Cutting out counter-attacks

Analysis at the end of our 2008/09 League Two campaign showed we needed to develop a new collective responsibility to defend against the counter-attack. We knew this would increase our potential to keep clean sheets whilst also ensuring that we had players in good areas of the pitch in order to regain and maintain possession.

Our aim was therefore to produce a session that helped the players understand better their roles and responsibilities both in and out of possession, focusing on three key areas of the pitch.

SETUP

Area

60×40 yards

Equipment

Goals, cones, balls

Number of Players

18 (9v9 in 3-2-3 formations)

What do I get the players to do?

Play kicks off as it would in a standard game – the coach is involved on the pitch. One of the attacking team’s full-backs comes forward (in the example given it’s the left-back). When this player advances into the opposition half, the coach serves a new ball randomly to the other team, exposing opportunities to counter-attack. After the counter-attack has occurred, play is brought back to highlight vulnerable areas of the pitch.

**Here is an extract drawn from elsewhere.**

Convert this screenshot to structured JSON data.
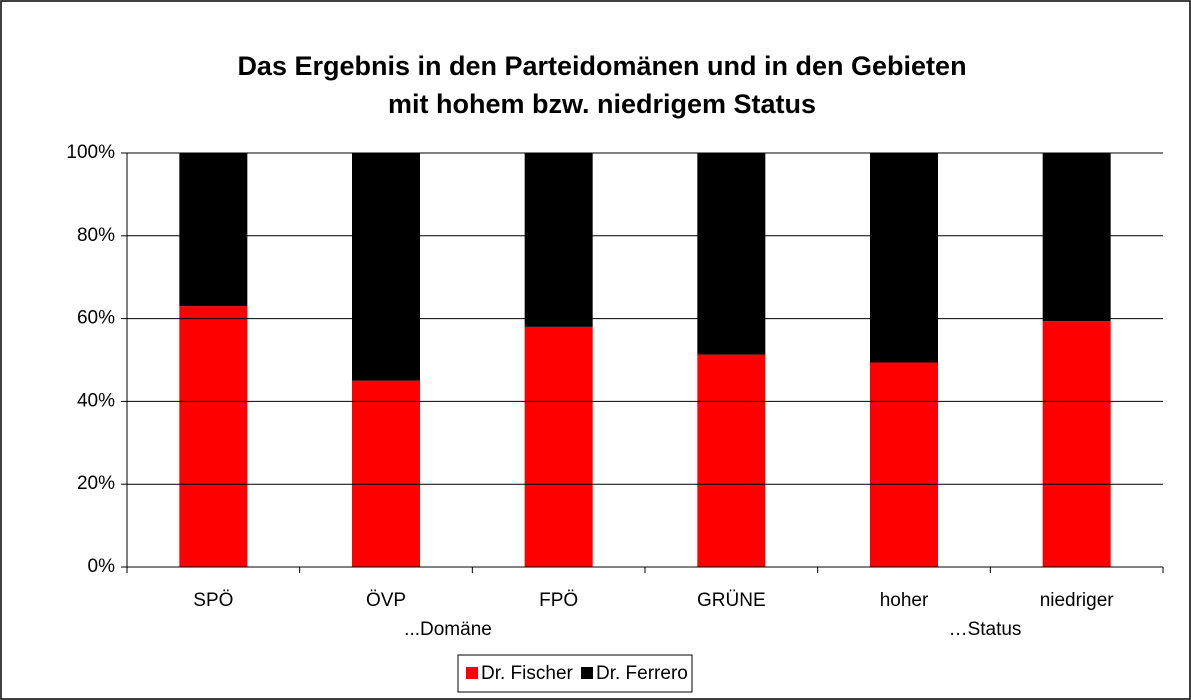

The move is then run again. This time, better defensive organisation and greater balance is offered by instructing the left-back to support from deeper, whilst showing the remaining defenders and midfielders the benefit of forming a four-man square around the vulnerable centre circle area. Effective recovery runs are now possible.

1

• Play starts, the coach lets the game flow normally.

2

• The left-back’s forward run and a disorganised midfield creates vacant spaces and vulnerability to counter-attacks.

3

• Midfielders creating a square around the centre circle can cover counter-attacking threat.

What are the key things to look for technically/tactically?

Players must be aware of the benefit of screening and protecting the centre of the pitch, as this is the key area that is exploited in counter-attacks. There must be a collective responsibility in maintaining the defensive structure even when developing attacks.

How do I progress the session?

Progress the session by expanding play onto a full-size pitch, with 11v11. Set up scenarios where, as play develops, each man is aware of how they need to move in terms of distance and direction.

In phase one, a proactive defensive strategy is deployed, using two central midfield players to prevent balls into strikers should possession be lost.

• Defenders and central midfielders position themselves to protect space in phase one.

In phase two, which is the middle third, two central midfielders cover space in order to maintain possession. Furthermore, their positions offer opportunities to regain  possession. The goalkeeper advances and full-backs show awareness of covering space behind them.

• In phase two players are ready to drop back to cover areas.

In phase three, a ball is about to be delivered into the box, therefore players must be prepared for the possibility that the other team might win possession. In this instance, the central midfield players protect the centre of the pitch to prevent a counter-attack. Defenders who have pushed forward are ready to drop back.

• Even in the attacking phase, protection of defensive positions is essential.